Registered Crystal Peak Shareholders who validly dissent pursuant to the YBCA in respect of the Continuance Resolution, or pursuant to the Interim Order and the BCBCA in respect of the Arrangement Resolution, will be entitled to be paid the fair value of their Crystal Peak Shares. The Dissent Rights are described in the Information Circular. Failure to strictly comply with the dissent procedures set forth in Sections 237 to 247 of the BCBCA, as modified by the provisions of the Interim Order, in the case of the Arrangement Resolution, and Section 193 of the YBCA in the case of the Continuance Resolution, will result in the loss of any Dissent Right. See Appendix "N" – "Dissent Rights Under Business Corporations Act (British Columbia)" and Appendix "O" – "Dissent Rights Under Business Corporations Act (Yukon)" to the accompanying Information Circular.
If a Crystal Peak Shareholder received more than one Proxy because such holder owns Crystal Peak Shares registered in different names or addresses, each form of Proxy should be completed and returned.
If you are a non-registered holder of Crystal Peak Shares and have received these materials through your broker, custodian, nominee or other intermediary, please complete and return the Proxy or voting instruction form provided to you by your broker, custodian, nominee or other intermediary in accordance with the instructions provided therein.
The Proxy confers discretionary authority with respect to: (i) amendments or variations to the matters of business to be considered at the Meeting; and (ii) other matters that may properly come before the Meeting.
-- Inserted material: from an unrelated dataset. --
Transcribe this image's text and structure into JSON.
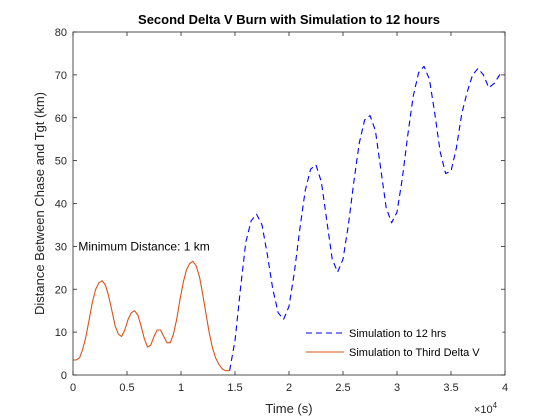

As of the date hereof, management of Crystal Peak knows of no amendments, variations or other matters to come before the Meeting other than the matters set forth in this Notice of Annual General and Special Meeting. Crystal Peak Shareholders who are planning on returning the accompanying Proxy are encouraged to review the Information Circular carefully before submitting the Proxy. Unless otherwise directed, the management nominees named in the Proxy intend to vote in favour of the Resolutions.
A copy of the Information Circular, the Proxy or voting instruction form (as applicable), a letter of transmittal, and a financial statement request form accompany this Notice of Annual General and Special Meeting.
Dated at the City of Salt Lake City, in the State of Utah, this 12[th] day of November, 2021.
BY ORDER OF THE BOARD OF DIRECTORS
Signed "Dean Pekeski"
Dean Pekeski Interim Chief Executive Officer
Whether or not you expect to attend the Meeting in person, please complete, date, sign and return the accompanying Proxy at your earliest convenience. The accompanying Information Circular provides further information respecting proxies and the matters to be considered at the Meeting and is deemed to form part of this Notice of Annual General and Special Meeting.